Supressing giggles is the key reason why Fashion Weeks must be exhausting. Imagine, if you will, f-rowing (that's front-rowing) at your close personal chum designer's show. You're both doing so well out of this alliance. In return for patronage, he or she is sending you invites to sit up front beside FKA Twigs, Benny Cumbersnatch and that Delevingne girl with the eyebrows. Heaven.
Your image, perched alongside these people – or alongside Florence, or one of those Hadid sisters, or Donatella, or supermodel Irina Shayk – will instantly clutter 10,000 fashion Instagram accounts with captions like, “Wow. So much Frow Realness”. Inside, obviously, you're 100 per cent dying to grab Bendy Cumberband's face by both cheeks and scream how much you love him as the funny pilot in Radio 4's Cabin Pressure.But you do not grab BC because in fashion poise is everything.
Instead you sit, ignoring each other, maintaining a precise expression of honed aloofness, mixed with earnest anticipation of the designer's genius. The curtains open, the music starts. It's a terrible din involving experimental timpani and you wish dearly you'd packed a box of Migraleve in your Burberry Prorsum Horse Check Clutch. Then the models appear. The first one lollops down the runway in a large crepe-effect sack in sludge and bottle-green tones. She resembles a furious larva, or a magic lantern that's been released into the air and has then crashed into a crow.
The second model's dress is a variation on the larva smock, but wider and longer so her ankles and nose are covered. Her silhouette is less a woman's and more that of a Portaloo. She has an orange glitter swoosh around her left eyebrow, which may end up trickling down to mainstream fashion within 24 months, but right now it looks like she's head-butted sherbet.
At this point the mere mortal, non-fashion devotee wants to have a little chuckle. It's in you, this chuckle – rumbling and multiplying in a fart-at-a-funeral kind of way, demanding its inappropriate release. Holding back is growing ever more unfeasible because you can't stop imagining Larva Woman clomping through the Concourse Shopping Centre in Skelmersdale with gangs of children following behind, throwing bits of a Greggs Yum Yum doughnut at the back of her frock.
But real fashion people have vision. They can see exactly what this whole big mess is actually about. They can decipher how the larvae and the sherbet will morph into something a million British girls will ransack the ASOS warehouse for via iPhone apps and then wear in a zillion Instagram posts.
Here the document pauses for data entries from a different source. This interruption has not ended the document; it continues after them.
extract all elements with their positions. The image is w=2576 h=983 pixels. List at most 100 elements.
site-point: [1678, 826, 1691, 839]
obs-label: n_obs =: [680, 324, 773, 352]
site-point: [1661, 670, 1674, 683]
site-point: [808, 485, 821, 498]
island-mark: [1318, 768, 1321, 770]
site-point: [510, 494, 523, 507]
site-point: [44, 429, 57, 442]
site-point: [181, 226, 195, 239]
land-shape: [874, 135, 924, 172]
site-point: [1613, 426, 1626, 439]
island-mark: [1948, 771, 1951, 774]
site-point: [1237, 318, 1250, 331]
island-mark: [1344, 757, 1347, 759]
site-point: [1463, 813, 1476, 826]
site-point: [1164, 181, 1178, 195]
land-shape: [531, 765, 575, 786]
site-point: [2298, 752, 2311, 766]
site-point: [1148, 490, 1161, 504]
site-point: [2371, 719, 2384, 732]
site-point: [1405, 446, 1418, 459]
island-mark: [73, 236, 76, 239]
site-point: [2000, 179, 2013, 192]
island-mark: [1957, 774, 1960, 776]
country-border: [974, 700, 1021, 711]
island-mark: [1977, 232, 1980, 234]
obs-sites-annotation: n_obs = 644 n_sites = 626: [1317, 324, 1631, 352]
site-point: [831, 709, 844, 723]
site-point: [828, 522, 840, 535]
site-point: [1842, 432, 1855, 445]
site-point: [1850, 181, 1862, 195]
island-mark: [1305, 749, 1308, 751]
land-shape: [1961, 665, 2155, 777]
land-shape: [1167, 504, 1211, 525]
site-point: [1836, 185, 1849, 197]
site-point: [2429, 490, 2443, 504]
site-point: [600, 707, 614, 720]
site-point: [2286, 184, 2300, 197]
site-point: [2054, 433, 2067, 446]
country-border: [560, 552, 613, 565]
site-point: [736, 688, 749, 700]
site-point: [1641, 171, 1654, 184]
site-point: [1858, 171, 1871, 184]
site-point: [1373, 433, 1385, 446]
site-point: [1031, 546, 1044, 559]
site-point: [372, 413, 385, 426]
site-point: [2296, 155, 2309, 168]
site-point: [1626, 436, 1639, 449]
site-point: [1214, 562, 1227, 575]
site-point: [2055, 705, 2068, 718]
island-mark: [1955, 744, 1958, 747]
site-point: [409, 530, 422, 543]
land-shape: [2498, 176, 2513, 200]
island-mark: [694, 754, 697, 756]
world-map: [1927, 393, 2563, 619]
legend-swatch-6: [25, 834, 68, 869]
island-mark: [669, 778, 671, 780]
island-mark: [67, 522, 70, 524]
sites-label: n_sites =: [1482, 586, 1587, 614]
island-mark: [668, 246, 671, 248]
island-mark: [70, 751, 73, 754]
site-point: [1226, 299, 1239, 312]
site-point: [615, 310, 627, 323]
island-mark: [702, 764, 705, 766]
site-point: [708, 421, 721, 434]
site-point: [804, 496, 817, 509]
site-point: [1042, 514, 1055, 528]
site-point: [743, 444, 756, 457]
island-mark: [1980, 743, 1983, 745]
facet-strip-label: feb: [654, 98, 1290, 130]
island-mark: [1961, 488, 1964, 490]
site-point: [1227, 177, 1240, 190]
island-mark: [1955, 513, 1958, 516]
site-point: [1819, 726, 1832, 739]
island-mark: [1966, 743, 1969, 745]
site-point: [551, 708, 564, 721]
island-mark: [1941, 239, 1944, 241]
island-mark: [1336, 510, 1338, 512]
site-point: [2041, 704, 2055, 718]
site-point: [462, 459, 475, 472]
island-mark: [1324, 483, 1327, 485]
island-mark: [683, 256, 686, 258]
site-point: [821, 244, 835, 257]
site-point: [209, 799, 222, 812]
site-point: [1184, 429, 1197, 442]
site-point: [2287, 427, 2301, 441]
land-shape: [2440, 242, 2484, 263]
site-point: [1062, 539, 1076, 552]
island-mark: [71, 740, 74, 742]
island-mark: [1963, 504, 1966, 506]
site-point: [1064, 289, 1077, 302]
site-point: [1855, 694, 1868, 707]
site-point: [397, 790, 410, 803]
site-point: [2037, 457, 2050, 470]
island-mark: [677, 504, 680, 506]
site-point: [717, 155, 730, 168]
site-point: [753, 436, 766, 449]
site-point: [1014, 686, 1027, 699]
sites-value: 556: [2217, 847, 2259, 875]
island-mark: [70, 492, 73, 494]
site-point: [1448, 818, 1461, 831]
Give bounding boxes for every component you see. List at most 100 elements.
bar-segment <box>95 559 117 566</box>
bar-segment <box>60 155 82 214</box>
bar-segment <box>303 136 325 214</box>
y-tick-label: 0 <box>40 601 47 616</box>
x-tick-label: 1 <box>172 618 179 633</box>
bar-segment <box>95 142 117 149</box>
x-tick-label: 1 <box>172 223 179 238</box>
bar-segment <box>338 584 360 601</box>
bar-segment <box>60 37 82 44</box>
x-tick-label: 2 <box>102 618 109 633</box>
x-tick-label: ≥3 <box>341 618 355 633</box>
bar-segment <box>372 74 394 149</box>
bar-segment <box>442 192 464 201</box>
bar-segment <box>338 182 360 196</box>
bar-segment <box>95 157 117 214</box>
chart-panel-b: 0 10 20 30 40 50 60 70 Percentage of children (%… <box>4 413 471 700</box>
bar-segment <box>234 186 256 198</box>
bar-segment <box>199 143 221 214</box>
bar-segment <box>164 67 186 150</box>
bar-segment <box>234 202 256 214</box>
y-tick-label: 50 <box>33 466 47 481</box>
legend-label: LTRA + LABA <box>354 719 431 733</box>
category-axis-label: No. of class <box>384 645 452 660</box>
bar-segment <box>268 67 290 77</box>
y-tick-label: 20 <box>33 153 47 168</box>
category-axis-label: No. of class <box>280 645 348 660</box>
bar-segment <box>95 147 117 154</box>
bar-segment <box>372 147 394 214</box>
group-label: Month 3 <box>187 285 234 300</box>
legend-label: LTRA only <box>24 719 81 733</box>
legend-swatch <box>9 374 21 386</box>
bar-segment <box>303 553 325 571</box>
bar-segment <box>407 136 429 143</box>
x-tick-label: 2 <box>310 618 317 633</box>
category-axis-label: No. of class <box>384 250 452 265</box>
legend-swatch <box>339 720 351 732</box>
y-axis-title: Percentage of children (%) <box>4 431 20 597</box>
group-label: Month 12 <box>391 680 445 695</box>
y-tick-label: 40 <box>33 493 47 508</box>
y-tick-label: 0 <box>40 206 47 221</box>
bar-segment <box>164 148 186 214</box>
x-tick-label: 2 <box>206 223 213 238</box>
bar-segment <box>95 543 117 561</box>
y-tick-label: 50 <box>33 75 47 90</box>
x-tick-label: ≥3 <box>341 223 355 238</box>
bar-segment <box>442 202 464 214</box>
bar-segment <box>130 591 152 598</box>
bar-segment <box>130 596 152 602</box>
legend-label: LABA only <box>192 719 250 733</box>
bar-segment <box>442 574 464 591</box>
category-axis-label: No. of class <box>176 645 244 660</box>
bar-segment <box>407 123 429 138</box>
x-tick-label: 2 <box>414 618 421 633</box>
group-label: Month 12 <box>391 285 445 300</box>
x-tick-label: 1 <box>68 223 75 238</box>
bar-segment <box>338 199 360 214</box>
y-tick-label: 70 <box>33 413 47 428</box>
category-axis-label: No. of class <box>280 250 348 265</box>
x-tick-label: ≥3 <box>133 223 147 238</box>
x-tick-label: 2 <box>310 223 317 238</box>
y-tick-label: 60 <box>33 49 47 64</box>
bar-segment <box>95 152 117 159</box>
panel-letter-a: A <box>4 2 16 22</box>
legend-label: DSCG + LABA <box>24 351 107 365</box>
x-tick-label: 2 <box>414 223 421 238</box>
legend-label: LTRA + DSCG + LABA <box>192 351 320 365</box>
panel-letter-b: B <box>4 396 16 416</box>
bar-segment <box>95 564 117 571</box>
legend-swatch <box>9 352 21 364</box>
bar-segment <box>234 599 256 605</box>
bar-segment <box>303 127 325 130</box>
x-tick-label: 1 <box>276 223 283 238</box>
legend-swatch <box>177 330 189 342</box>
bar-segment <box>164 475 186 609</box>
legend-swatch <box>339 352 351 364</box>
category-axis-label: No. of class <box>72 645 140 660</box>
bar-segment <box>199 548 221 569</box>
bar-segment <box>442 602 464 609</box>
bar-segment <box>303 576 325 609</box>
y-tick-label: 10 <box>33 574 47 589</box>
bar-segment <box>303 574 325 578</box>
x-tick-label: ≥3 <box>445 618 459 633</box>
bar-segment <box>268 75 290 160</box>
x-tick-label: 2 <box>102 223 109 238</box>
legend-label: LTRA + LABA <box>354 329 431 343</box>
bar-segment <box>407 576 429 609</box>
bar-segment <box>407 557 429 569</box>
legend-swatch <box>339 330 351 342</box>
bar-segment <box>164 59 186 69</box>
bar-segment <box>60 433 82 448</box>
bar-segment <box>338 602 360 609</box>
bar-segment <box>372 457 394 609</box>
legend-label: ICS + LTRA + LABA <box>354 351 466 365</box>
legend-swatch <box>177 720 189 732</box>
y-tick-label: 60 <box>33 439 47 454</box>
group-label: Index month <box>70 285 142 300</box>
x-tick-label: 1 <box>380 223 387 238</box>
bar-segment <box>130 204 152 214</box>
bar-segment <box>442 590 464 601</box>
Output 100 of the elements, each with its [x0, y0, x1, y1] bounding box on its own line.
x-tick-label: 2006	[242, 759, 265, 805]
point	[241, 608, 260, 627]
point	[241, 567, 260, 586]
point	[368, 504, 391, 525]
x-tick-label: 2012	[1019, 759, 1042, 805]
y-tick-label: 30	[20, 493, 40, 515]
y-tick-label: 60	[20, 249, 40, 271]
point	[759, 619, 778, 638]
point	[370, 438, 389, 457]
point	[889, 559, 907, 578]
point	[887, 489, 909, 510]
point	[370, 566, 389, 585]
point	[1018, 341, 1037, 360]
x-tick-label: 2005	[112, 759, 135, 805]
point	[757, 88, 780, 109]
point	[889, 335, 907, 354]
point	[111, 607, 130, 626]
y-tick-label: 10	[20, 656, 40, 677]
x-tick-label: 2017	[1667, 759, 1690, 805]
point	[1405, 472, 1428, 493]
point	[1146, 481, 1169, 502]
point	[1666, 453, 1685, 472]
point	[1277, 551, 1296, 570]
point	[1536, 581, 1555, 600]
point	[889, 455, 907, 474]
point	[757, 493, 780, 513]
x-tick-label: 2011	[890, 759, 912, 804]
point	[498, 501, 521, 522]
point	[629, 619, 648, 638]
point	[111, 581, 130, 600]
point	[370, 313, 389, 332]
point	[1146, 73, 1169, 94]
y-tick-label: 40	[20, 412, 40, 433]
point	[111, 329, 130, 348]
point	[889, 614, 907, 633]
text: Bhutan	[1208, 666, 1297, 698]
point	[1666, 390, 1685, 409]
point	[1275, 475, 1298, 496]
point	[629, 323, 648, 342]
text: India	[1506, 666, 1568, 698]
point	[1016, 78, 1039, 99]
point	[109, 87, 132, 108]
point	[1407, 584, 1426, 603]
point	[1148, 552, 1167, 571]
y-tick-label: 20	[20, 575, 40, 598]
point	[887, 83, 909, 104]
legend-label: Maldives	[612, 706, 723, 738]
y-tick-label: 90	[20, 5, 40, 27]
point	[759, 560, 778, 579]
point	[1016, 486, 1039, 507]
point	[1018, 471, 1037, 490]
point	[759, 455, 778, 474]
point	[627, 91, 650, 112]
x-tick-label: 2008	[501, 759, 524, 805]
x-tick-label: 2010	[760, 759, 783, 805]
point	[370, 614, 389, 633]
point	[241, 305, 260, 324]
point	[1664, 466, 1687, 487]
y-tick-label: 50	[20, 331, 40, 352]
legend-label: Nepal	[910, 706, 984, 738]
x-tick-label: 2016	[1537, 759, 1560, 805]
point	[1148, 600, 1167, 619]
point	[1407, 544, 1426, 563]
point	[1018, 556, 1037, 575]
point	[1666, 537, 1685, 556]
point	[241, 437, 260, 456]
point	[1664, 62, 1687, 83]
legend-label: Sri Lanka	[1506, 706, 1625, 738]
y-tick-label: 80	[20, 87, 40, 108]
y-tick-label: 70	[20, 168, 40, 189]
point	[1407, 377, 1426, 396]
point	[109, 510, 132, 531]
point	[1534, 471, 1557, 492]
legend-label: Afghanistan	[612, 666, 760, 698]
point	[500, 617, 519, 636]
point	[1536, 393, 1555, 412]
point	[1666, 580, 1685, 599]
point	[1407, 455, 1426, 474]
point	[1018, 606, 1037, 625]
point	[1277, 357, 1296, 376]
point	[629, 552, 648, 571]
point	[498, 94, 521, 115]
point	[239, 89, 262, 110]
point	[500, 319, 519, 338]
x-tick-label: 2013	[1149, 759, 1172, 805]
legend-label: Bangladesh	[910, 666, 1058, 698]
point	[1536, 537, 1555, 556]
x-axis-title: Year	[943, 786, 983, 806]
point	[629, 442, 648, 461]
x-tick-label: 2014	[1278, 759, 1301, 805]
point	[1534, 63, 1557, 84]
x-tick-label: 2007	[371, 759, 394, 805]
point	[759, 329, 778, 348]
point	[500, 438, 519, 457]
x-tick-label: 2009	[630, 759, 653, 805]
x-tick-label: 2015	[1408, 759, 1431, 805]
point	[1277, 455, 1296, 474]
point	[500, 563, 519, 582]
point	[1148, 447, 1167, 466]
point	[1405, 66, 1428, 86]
And more than this, real fashion people can spot the designer in the post-show melee and tell them, “You are so clever!”, and maybe even slip in “And it was all so incredibly wearable!”. Real fashion people won't say, as the everyday civilian would, “Mate, are you all right? I was expecting some women in dresses. Some berk sent out the cast of James and The Giant Peach.”
My fashionable friends, I salute you. You help make the world a more wonderful, rich, and ridiculous place. And before anyone writes you off, they should try walking a mile in your Erdem lace insert brogues.